Feira gera clima de grande expectativa entre produtores, prevê faturamento acima de R$ 68 milhões e oferece programação cultural com rodeios e shows sertanejos.
Confederação da Agricultura e Pecuária do Brasil apresenta propostas ao governo para o Plano Safra, busca créditos mais acessíveis e mais recursos para seguro rural, enquanto inovação na Bahia, com irrigação por pivô central, dobra produtividade de bananas e otimiza a lavoura.
A 91ª edição da ExpoZebu já movimenta a cidade de Uberaba, no Triângulo Mineiro, consolidando-se como um dos principais eventos da pecuária brasileira e internacional. Segundo a Associação Brasileira dos Criadores de Zebu (ABCZ), a expectativa é de que o evento receba mais de 400 mil visitantes e comitivas de aproximadamente 40 países.
O clima no Triângulo Mineiro é comparado ao de uma "Copa do Mundo" para os produtores. Além do foco técnico, a feira projeta um faturamento superior a R$ 68 milhões, somando-se à programação cultural que inclui rodeios e shows sertanejos.
Plano Safra e reivindicações do setor produtivo
Paralelamente às festividades em Minas Gerais, a Confederação da Agricultura e Pecuária do Brasil (CNA) entrega, nesta terça-feira, as propostas do setor para o próximo Plano Safra ao Ministério da Agricultura. Após os recursos somarem mais de R$ 500 bilhões no ano passado, a expectativa para este ciclo é que os valores ultrapassem a marca dos R$ 600 bilhões.

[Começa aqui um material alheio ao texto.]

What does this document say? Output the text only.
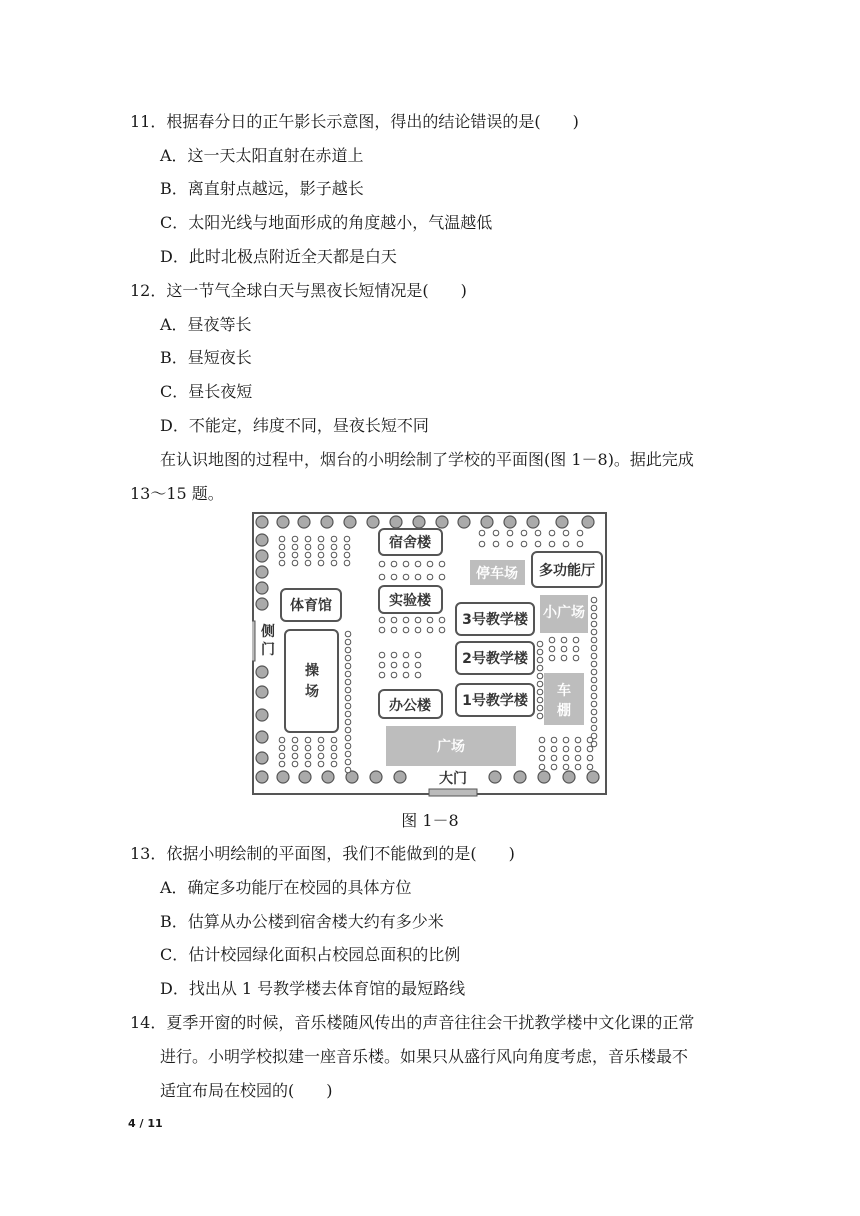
11．根据春分日的正午影长示意图，得出的结论错误的是(　　)
A．这一天太阳直射在赤道上
B．离直射点越远，影子越长
C．太阳光线与地面形成的角度越小，气温越低
D．此时北极点附近全天都是白天
12．这一节气全球白天与黑夜长短情况是(　　)
A．昼夜等长
B．昼短夜长
C．昼长夜短
D．不能定，纬度不同，昼夜长短不同
在认识地图的过程中，烟台的小明绘制了学校的平面图(图 1－8)。据此完成
13～15 题。
宿舍楼
体育馆	实验楼
停车场 多功能厅
小广场
3号教学楼
2号教学楼
1号教学楼
操
场
侧
门
车
棚
办公楼
广场
大门
图 1－8
13．依据小明绘制的平面图，我们不能做到的是(　　)
A．确定多功能厅在校园的具体方位
B．估算从办公楼到宿舍楼大约有多少米
C．估计校园绿化面积占校园总面积的比例
D．找出从 1 号教学楼去体育馆的最短路线
14．夏季开窗的时候，音乐楼随风传出的声音往往会干扰教学楼中文化课的正常
进行。小明学校拟建一座音乐楼。如果只从盛行风向角度考虑，音乐楼最不
适宜布局在校园的(　　)
4 / 11
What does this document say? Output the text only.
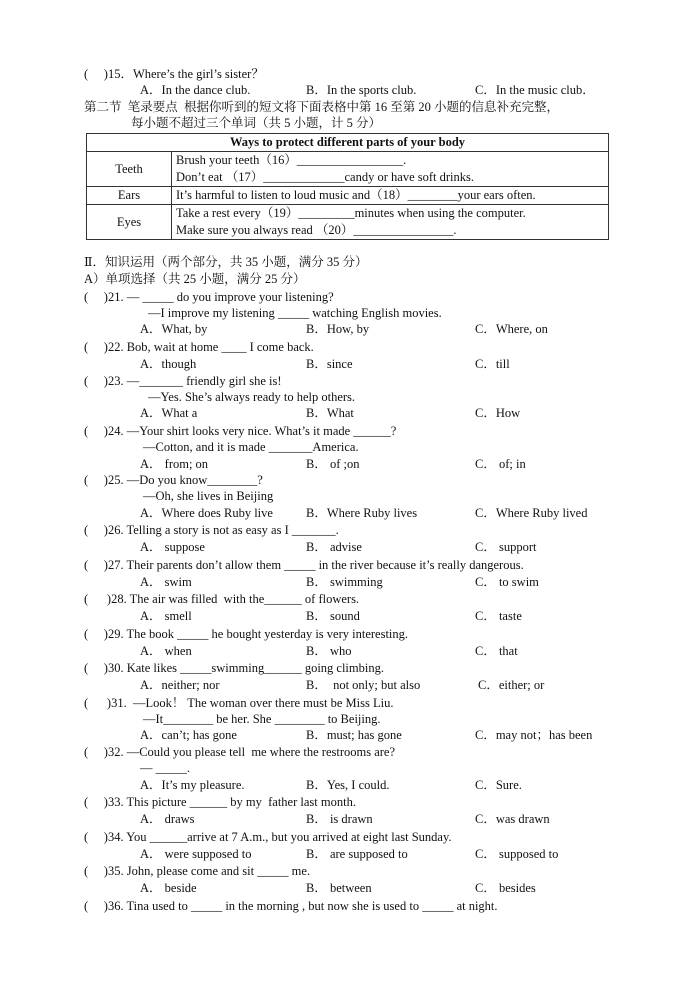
(     )15．Where’s the girl’s sister？
A．In the dance club.	B．In the sports club.	C．In the music club．
(     )21. — _____ do you improve your listening?
—I improve my listening _____ watching English movies.
A．What, by	B．How, by	C．Where, on
(     )22. Bob, wait at home ____ I come back.
A．though	B．since	C．till
(     )23. —_______ friendly girl she is!
—Yes. She’s always ready to help others.
A．What a	B．What	C．How
(     )24. —Your shirt looks very nice. What’s it made ______?
—Cotton, and it is made _______America.
A． from; on	B． of ;on	C． of; in
(     )25. —Do you know________?
—Oh, she lives in Beijing
A．Where does Ruby live	B．Where Ruby lives	C．Where Ruby lived
(     )26. Telling a story is not as easy as I _______.
A． suppose	B． advise	C． support
(     )27. Their parents don’t allow them _____ in the river because it’s really dangerous.
A． swim	B． swimming	C． to swim
(      )28. The air was filled  with the______ of flowers.
A． smell	B． sound	C． taste
(     )29. The book _____ he bought yesterday is very interesting.
A． when	B． who	C． that
(     )30. Kate likes _____swimming______ going climbing.
A．neither; nor	B．  not only; but also	C．either; or
(      )31.  —Look！ The woman over there must be Miss Liu.
—It________ be her. She ________ to Beijing.
A．can’t; has gone	B．must; has gone	C．may not；has been
(     )32. —Could you please tell  me where the restrooms are?
— _____.
A．It’s my pleasure.	B．Yes, I could.	C．Sure.
(     )33. This picture ______ by my  father last month.
A． draws	B． is drawn	C．was drawn
(     )34. You ______arrive at 7 A.m., but you arrived at eight last Sunday.
A． were supposed to	B． are supposed to	C． supposed to
(     )35. John, please come and sit _____ me.
A． beside	B． between	C． besides
(     )36. Tina used to _____ in the morning , but now she is used to _____ at night.
第二节  笔录要点  根据你听到的短文将下面表格中第 16 至第 20 小题的信息补充完整，
每小题不超过三个单词（共 5 小题，计 5 分）
Ways to protect different parts of your body	
Teeth	Brush your teeth（16）_________________.
Don’t eat （17）_____________candy or have soft drinks.

Ears	It’s harmful to listen to loud music and（18）________your ears often.

Eyes	Take a rest every（19）_________minutes when using the computer.
Make sure you always read （20）________________.
Ⅱ．知识运用（两个部分，共 35 小题，满分 35 分）
A）单项选择（共 25 小题，满分 25 分）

Contudo, a CNA ressalta que o anúncio de maior volume financeiro não é suficiente para atender às demandas do campo. Os produtores rurais cobram do governo federal linhas de crédito mais acessíveis e um incremento substancial nos recursos destinados ao seguro rural, fundamental para a proteção contra intempéries climáticas.
No campo da inovação, a utilização da irrigação por pivô central — sistema que utiliza uma estrutura suspensa com aspersores que giram em torno de um ponto central — tem transformado a produção de banana no Oeste baiano. Em uma região de clima semiárido, o uso dessa tecnologia garante a estabilidade hídrica necessária para o desenvolvimento das plantas durante todo o ano.
Os resultados no campo mostram um rendimento de até 32 toneladas por hectare, valor que representa mais que o dobro da média nacional. Além de elevar a produtividade, o sistema de pivô central é apontado como uma ferramenta eficaz para reduzir perdas e otimizar as condições de desenvolvimento da lavoura.